Se a implementação de Programas de Compliance não foram suficientes para garantir a conduta ética dos líderes destas empresas, qual é o caminho? A solução está na cultura organizacional, que é a combinação de valores, atitudes, hábitos, estilos e regras implícitas que geram o ambiente social e psicológico de uma organização. Ela reflete as normas de comportamento aceitas ou rejeitadas no dia a dia e no que é de fato valorizado no ambiente de trabalho, incluindo os líderes.
E como consolidar e preservar os valores éticos nas decisões tomadas pelas lideranças das organizações? Sem dúvida, o papel do sistema de gestão de pessoas é estratégico neste sentido.
Por sistemas de gestão de pessoas entende-se todos os processos que implicam decisões sobre pessoas (inclusive os líderes) e que enviam mensagens de comportamento esperado: quem é contratado, quem é demitido, como é composto o modelo de reconhecimento, quais os critérios da avaliação de desempenho e distribuição de lucros, como se decidem as promoções, como se dá o plano de carreira. São todas decisões que emitem mensagens de comportamentos esperados e sua influência é enorme na cultura das organizações.
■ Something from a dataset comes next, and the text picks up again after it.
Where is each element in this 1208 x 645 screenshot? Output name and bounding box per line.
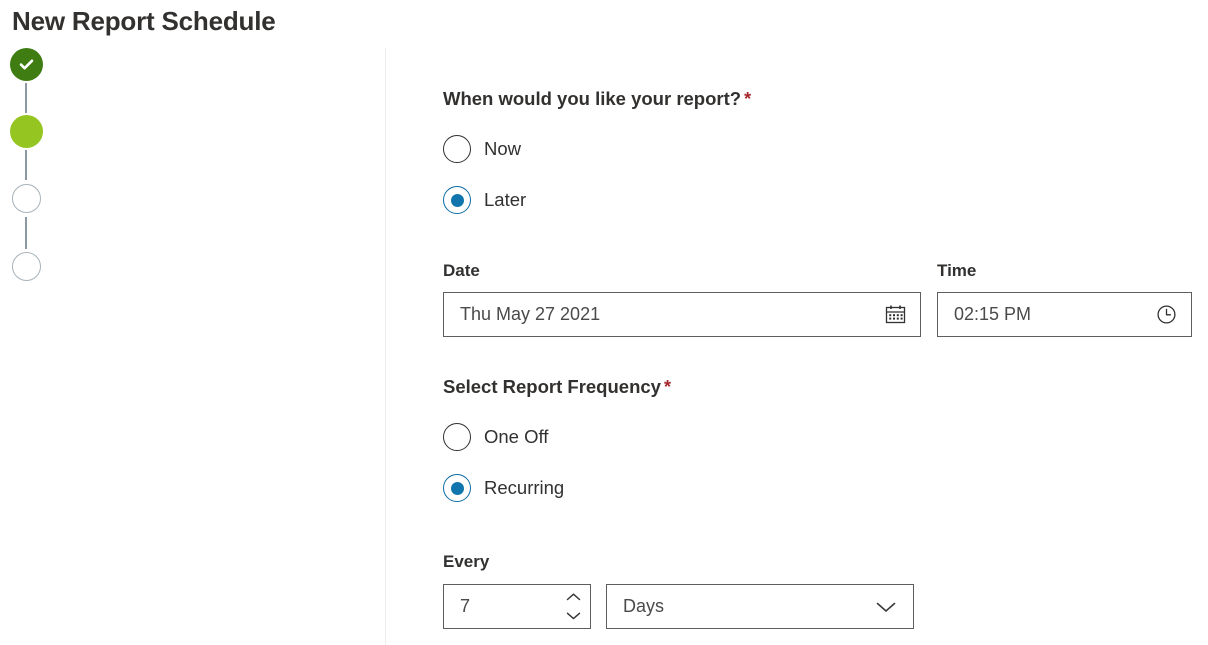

Estudos realizados por especialistas indicam que dois aspectos, em especial, dentro do sistema de gestão de pessoas podem fomentar comportamentos antiéticos nas organizações:
- Metas irrealistas que levam pessoas ao limite, do ponto de vista ético, para batê-las e adotar uma visão de que é mais importante o resultado obtido do que os meios para o alcançar;
- Competição interna excessiva reforçada por um sistema de avaliação de desempenho no qual o “vencedor leva tudo”, que leva as pessoas a fazerem o que for necessário para sobreviver e não serem consideradas fracassadas pela organização.
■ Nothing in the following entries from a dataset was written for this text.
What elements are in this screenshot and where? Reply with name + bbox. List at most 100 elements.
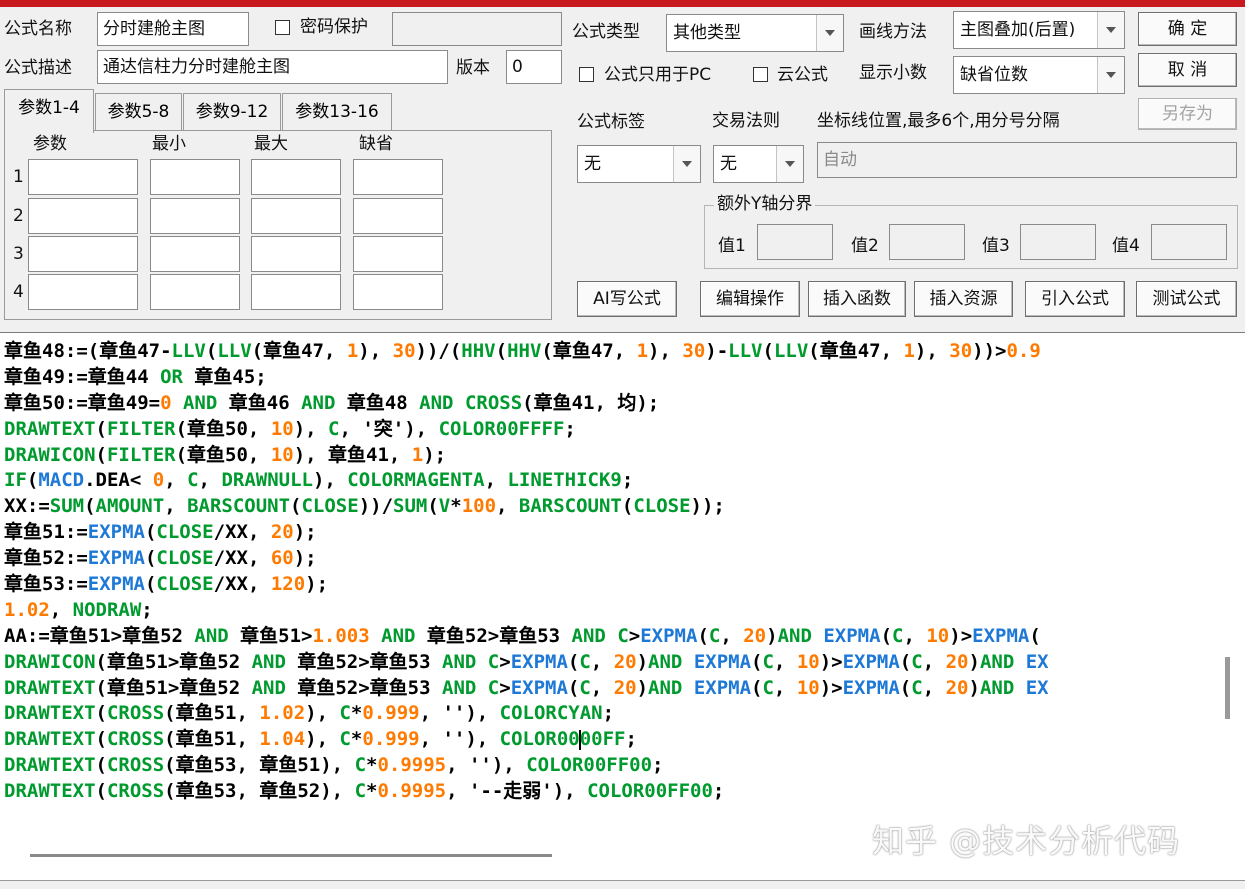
param-1-min[interactable] [150, 159, 240, 195]
param-3-default[interactable] [353, 236, 443, 272]
param-4-default[interactable] [353, 274, 443, 310]
code-token: /XX, [213, 573, 271, 596]
tab-params-13-16[interactable]: 参数13-16 [282, 93, 392, 131]
cancel-button[interactable]: 取 消 [1138, 53, 1237, 87]
code-line[interactable]: IF(MACD.DEA< 0, C, DRAWNULL), COLORMAGEN… [4, 468, 1049, 494]
param-2-max[interactable] [251, 198, 341, 234]
code-token: EXPMA [823, 624, 881, 647]
code-line[interactable]: 章鱼49:=章鱼44 OR 章鱼45; [4, 365, 1049, 391]
val1-input[interactable] [757, 224, 833, 260]
code-token: ( [621, 495, 634, 518]
code-text[interactable]: 章鱼48:=(章鱼47-LLV(LLV(章鱼47, 1), 30))/(HHV(… [4, 339, 1049, 805]
formula-type-label: 公式类型 [572, 22, 640, 42]
code-token: C [617, 624, 629, 647]
code-token: AND [419, 391, 454, 414]
formula-name-input[interactable]: 分时建舱主图 [97, 12, 249, 46]
code-token: LINETHICK9 [507, 469, 622, 492]
chevron-down-icon [1097, 12, 1124, 48]
param-2-name[interactable] [28, 198, 138, 234]
tab-params-1-4[interactable]: 参数1-4 [4, 89, 94, 133]
formula-type-select[interactable]: 其他类型 [666, 14, 844, 52]
code-token: 章鱼52>章鱼53 [285, 650, 442, 673]
code-token: 120 [270, 573, 306, 596]
code-line[interactable]: 章鱼51:=EXPMA(CLOSE/XX, 20); [4, 520, 1049, 546]
code-token: ( [899, 650, 912, 673]
param-3-min[interactable] [150, 236, 240, 272]
code-line[interactable]: 章鱼53:=EXPMA(CLOSE/XX, 120); [4, 572, 1049, 598]
draw-method-select[interactable]: 主图叠加(后置) [953, 11, 1125, 49]
code-token: 1.02 [259, 702, 306, 725]
version-input[interactable]: 0 [506, 50, 562, 84]
code-line[interactable]: DRAWTEXT(CROSS(章鱼51, 1.04), C*0.999, '')… [4, 727, 1049, 753]
val2-input[interactable] [889, 224, 965, 260]
ok-button[interactable]: 确 定 [1138, 12, 1237, 46]
code-token: AND [381, 624, 416, 647]
param-1-default[interactable] [353, 159, 443, 195]
param-1-name[interactable] [28, 159, 138, 195]
code-token: )> [819, 650, 843, 673]
edit-ops-button[interactable]: 编辑操作 [700, 281, 800, 317]
val3-input[interactable] [1020, 224, 1096, 260]
decimals-select[interactable]: 缺省位数 [953, 56, 1125, 94]
trade-rule-select[interactable]: 无 [713, 145, 804, 183]
axis-lines-input[interactable]: 自动 [817, 142, 1237, 178]
code-editor[interactable]: 章鱼48:=(章鱼47-LLV(LLV(章鱼47, 1), 30))/(HHV(… [0, 332, 1245, 889]
insert-resource-button[interactable]: 插入资源 [914, 281, 1013, 317]
code-line[interactable]: 1.02, NODRAW; [4, 598, 1049, 624]
param-4-name[interactable] [28, 274, 138, 310]
params-header-param: 参数 [33, 134, 67, 154]
insert-function-button[interactable]: 插入函数 [808, 281, 906, 317]
code-line[interactable]: AA:=章鱼51>章鱼52 AND 章鱼51>1.003 AND 章鱼52>章鱼… [4, 624, 1049, 650]
code-token: (章鱼51, [164, 728, 260, 751]
horizontal-scrollbar[interactable] [30, 854, 552, 857]
pc-only-label: 公式只用于PC [604, 65, 712, 85]
code-line[interactable]: 章鱼50:=章鱼49=0 AND 章鱼46 AND 章鱼48 AND CROSS… [4, 391, 1049, 417]
code-token: AND [301, 391, 336, 414]
param-4-min[interactable] [150, 274, 240, 310]
code-line[interactable]: DRAWICON(FILTER(章鱼50, 10), 章鱼41, 1); [4, 443, 1049, 469]
code-line[interactable]: DRAWICON(章鱼51>章鱼52 AND 章鱼52>章鱼53 AND C>E… [4, 650, 1049, 676]
code-line[interactable]: DRAWTEXT(CROSS(章鱼51, 1.02), C*0.999, '')… [4, 701, 1049, 727]
password-input[interactable] [392, 12, 562, 46]
code-token: 章鱼51:= [4, 521, 88, 544]
save-as-button[interactable]: 另存为 [1138, 98, 1237, 130]
code-line[interactable]: DRAWTEXT(CROSS(章鱼53, 章鱼52), C*0.9995, '-… [4, 779, 1049, 805]
code-token: CLOSE [156, 521, 214, 544]
tab-params-5-8[interactable]: 参数5-8 [95, 93, 182, 131]
code-token: 章鱼52:= [4, 547, 88, 570]
code-token: EXPMA [640, 624, 698, 647]
code-token: CROSS [106, 728, 165, 751]
code-token: LLV [217, 340, 252, 362]
cloud-checkbox[interactable] [753, 67, 768, 82]
password-label: 密码保护 [300, 17, 368, 37]
code-line[interactable]: DRAWTEXT(章鱼51>章鱼52 AND 章鱼52>章鱼53 AND C>E… [4, 676, 1049, 702]
formula-desc-input[interactable]: 通达信柱力分时建舱主图 [97, 50, 448, 84]
param-3-name[interactable] [28, 236, 138, 272]
code-token: ( [205, 340, 218, 362]
password-checkbox[interactable] [275, 20, 290, 35]
param-2-min[interactable] [150, 198, 240, 234]
param-4-max[interactable] [251, 274, 341, 310]
code-line[interactable]: DRAWTEXT(CROSS(章鱼53, 章鱼51), C*0.9995, ''… [4, 753, 1049, 779]
vertical-scrollbar[interactable] [1225, 657, 1230, 719]
import-formula-button[interactable]: 引入公式 [1025, 281, 1125, 317]
code-token: BARSCOUNT [187, 495, 291, 518]
test-formula-button[interactable]: 测试公式 [1136, 281, 1237, 317]
code-line[interactable]: 章鱼52:=EXPMA(CLOSE/XX, 60); [4, 546, 1049, 572]
val4-input[interactable] [1151, 224, 1227, 260]
code-token: * [366, 754, 378, 777]
code-line[interactable]: DRAWTEXT(FILTER(章鱼50, 10), C, '突'), COLO… [4, 417, 1049, 443]
code-line[interactable]: 章鱼48:=(章鱼47-LLV(LLV(章鱼47, 1), 30))/(HHV(… [4, 339, 1049, 365]
code-line[interactable]: XX:=SUM(AMOUNT, BARSCOUNT(CLOSE))/SUM(V*… [4, 494, 1049, 520]
code-token: HHV [507, 340, 542, 362]
formula-tag-select[interactable]: 无 [577, 145, 701, 183]
pc-only-checkbox[interactable] [579, 67, 594, 82]
param-2-default[interactable] [353, 198, 443, 234]
param-1-max[interactable] [251, 159, 341, 195]
code-token: , ''), [419, 728, 500, 751]
param-3-max[interactable] [251, 236, 341, 272]
ai-write-button[interactable]: AI写公式 [577, 281, 677, 317]
tab-params-9-12[interactable]: 参数9-12 [183, 93, 281, 131]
Concluindo, um Programa de Compliance se torna pouco efetivo se os temas de ética e integridade não estiverem genuinamente presentes na cultura das organizações, traduzidas principalmente pelas ferramentas de gestão de pessoas. Pouco adiantará ter um sistema de conformidade se o momento de contratar, de demitir, de recompensar, de avaliar e de promover as pessoas na organização, não for norteado pelos padrões de ética e integridade – tendo o seu efeito amplificado quanto aos critérios utilizados para tomar as mesmas medidas no que se refere aos seus membros da liderança.
Para que as organizações avancem na criação e consolidação de uma cultura de integridade é imprescindível que promovam um comportamento ético indo além do mero cumprimento de normas. Se faz necessário uma mudança de mentalidade, onde o papel da liderança é vital e onde o sistema de gestão de pessoas pode ser o grande indutor dessa nova cultura.
Artigo baseado nos livros “Ética Empresarial na Prática”, de Alexandre Di Miceli e “Cultura e Poder das Organizações”, de Maria Tereza Fleury e Rosa Maria Fischer.